The profiler will show you which object types are taking the most space and where they were created — this points directly to the leak.
When to Call a Professional
OutOfMemoryError is serious but fixable. First try increasing JVM memory. If the error keeps coming back, you likely have a memory leak that needs profiling. Tools like VisualVM, JProfiler, or Eclipse MAT can help you find what is holding memory.
Frequently Asked Questions
What is the difference between heap space and stack space in Java?
Heap space is where Java stores all objects — things you create with the 'new' keyword. Stack space is where Java stores method calls and local variables. OutOfMemoryError: Java heap space means too many objects. StackOverflowError means too many nested method calls.
Why does Java not free up memory automatically when it runs low?

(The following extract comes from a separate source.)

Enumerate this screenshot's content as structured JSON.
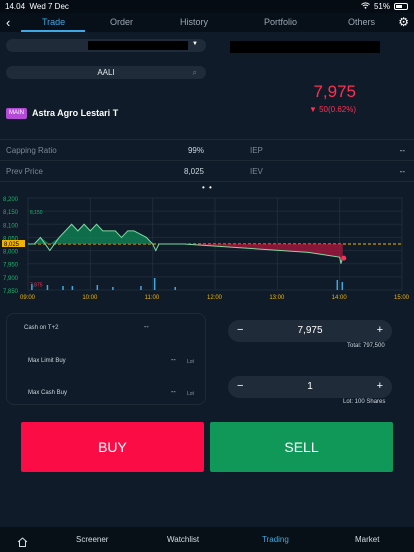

Java does have automatic garbage collection — it reclaims memory from objects that are no longer referenced. But if your code keeps references to objects (even accidentally, through a list), the garbage collector cannot free them. Garbage collection only frees objects that nothing points to anymore.
What does 'GC overhead limit exceeded' mean?
This is a specific type of OutOfMemoryError that happens when the garbage collector is working almost constantly but cannot free enough memory to make progress. Java triggers this when more than 98% of CPU time is spent on garbage collection. It means your program is creating objects so fast that GC cannot keep up — usually a sign of a memory leak.